Ed Gein’in çocukluğu dizide, karakterin tüm karanlığını anlamanın anahtarı olarak kullanılmış. Alkolik bir baba, nefret dolu bir anne, sevgisiz bir ev… Bu ortam, bir çocuğun hem korkusunu hem de kimliğini şekillendiriyor. Özellikle annesinin "Seni bir anneden başka kimse sevemez" sözü, dizinin tüm ruhunu özetler nitelikte.

Burada dizi, suçun kökenine dair önemli bir cesaret gösteriyor. Ed Gein’in yaptıklarıyla asla haklı çıkarılmıyor, o suçların nereden geldiği gözümüze sokuluyor. Bu da Monster serisini diğer suç dizilerinden ayıran temel fark: Canavarlar doğmaz, belki de yetiştirilir.

Çürüyen kasaba ve Amerika

Dizinin atmosferi, Dahmer’dan bile daha karanlık. Wisconsin’in soğuk, donuk kasaba görüntüleri, neredeyse kasvetle iç içe çekilmiş. Kostüm tasarımları, set detayları ve mekân kullanımı adeta "çürüyen bir Amerika"yı resmediyor. Bu çürüme, Ed’in zihninin yansıması gibi. Seyirci olarak bu atmosferde nefes almak bile çok zor.

Müzik seçimleri ve ışık kullanımı, klasik Murphy estetiğini taşıyor.
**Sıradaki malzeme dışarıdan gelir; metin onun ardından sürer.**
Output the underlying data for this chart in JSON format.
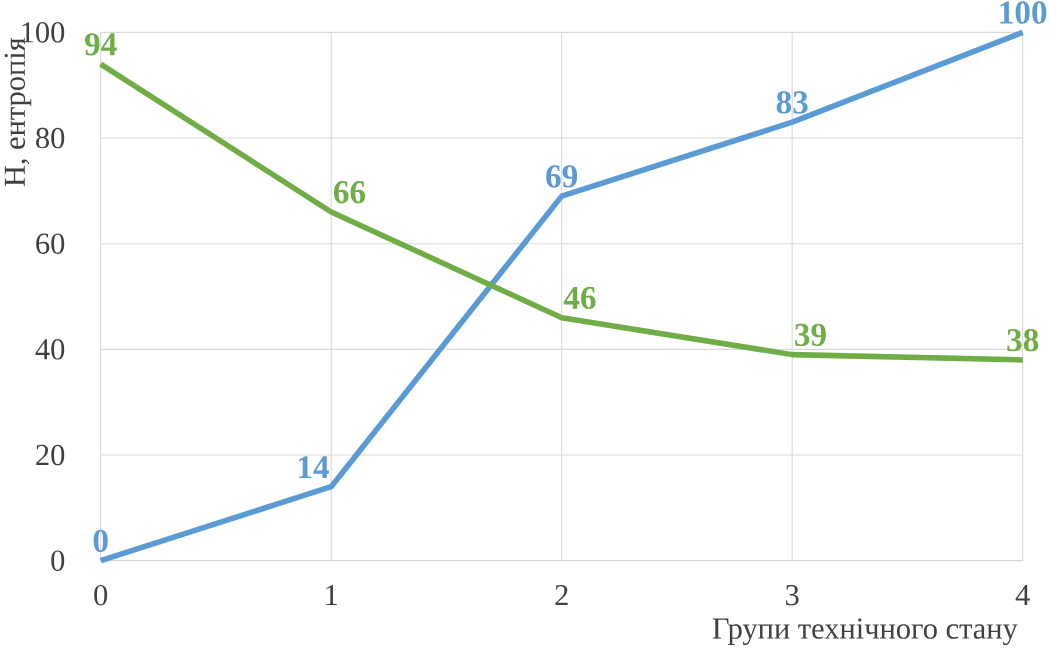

Her şey biraz fazla gösterişli ama rahatsız edici biçimde de tutarlı.

Son söz

Monster: The Ed Gein Story, bir katil hikâyesi değil; insanlık tarihinin en rahatsız edici aynalarından. İzlemesi zor, sindirmesi daha da zor, ama sinematografik açıdan hayranlık uyandırıcı. Ed Gein’i anlamak, belki de kendi içimizdeki bastırılmış karanlığı görmekle benzeşiyor.

Richard Speck’in ona yazdığı mektuplar, Ted Bundy’nin onu "idol" olarak anması… Bütün bunlar, Ed’in hem yaşayan hem de yaşayanları şekillendiren bir hayalet haline geldiğini gösteriyor. Ve o hayalet, bu dizi sayesinde bir kez daha ete kemiğe bürünüyor.